During the summer of 2011, Fran spent two months on the steppes of Mongolia working in Hustai National Park. In conjunction with professors and students from the National University of Mongolia, she researched the breeding ecology and development of Amur Falcons (Falco amurensis) through the nesting and fledging season. Her daily fieldwork involved climbing trees to monitor nest conditions, measuring and taking samples from the falcon chicks, as well as conducting behavioural observations of the parent birds. Fran was fortunate enough to get to know the students she worked with, the local rangers and park employees, the diverse and international visitors, and of course, the falcon families. During her free time, Fran explored the park on horseback and by running, and was privileged to interacted almost daily with several harems of Przewalski's horses (Equus ferus przewalskii).
Gurkaran Singh '15
Gurkaran is sophomore from Houston, Texas, currently considering majoring in either engineering or economics. In the Summer of 2012, he had the opportunity of travelling to South Africa to participate in Think Impact's Innovation Institute. This internship emphasized the role of asset-based community development and social entrepreneurship in achieving economic empowerment.

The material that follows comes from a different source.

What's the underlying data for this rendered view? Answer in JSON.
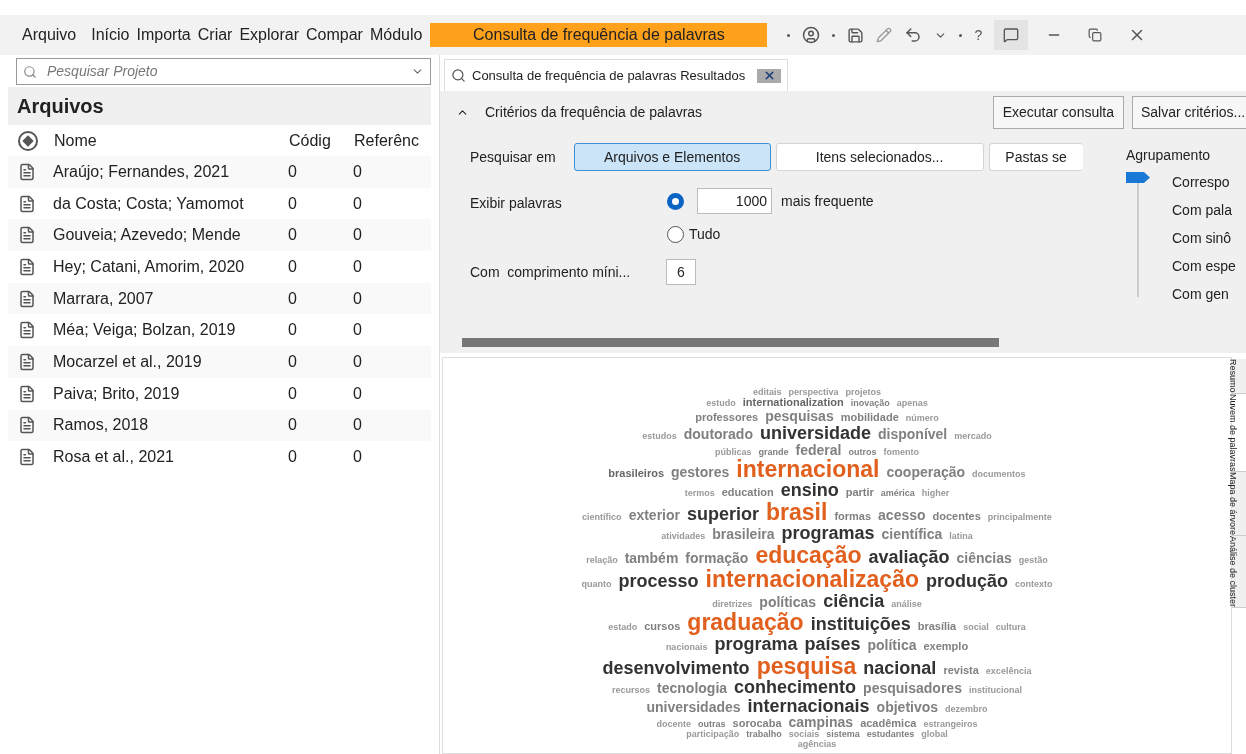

Gurkaran lived in the village of Hlalakahle, where he brought together a team of five community members to create a social enterprise. His work included facilitating the brainstorming, prototyping, and implementation of a social business aimed at repurposing trash. This business, named Ahi Basiseni, is structured to use local assets to address the issues of sanitation and unemployment in the village. His work has made him realize the potential of incorporating human centered design principles in development.
Gurkaran has been interested in economic development since high school and a subsequent gap year, when he worked in impoverished areas of Punjab, India. He is returning to the state during the Winter of 2013 to study the rampant drug addiction issues in the state. He is very thankful to the Dickey Center and Class of 1966 for the opportunity this summer to live a simple life and work in a continent he had never been to before.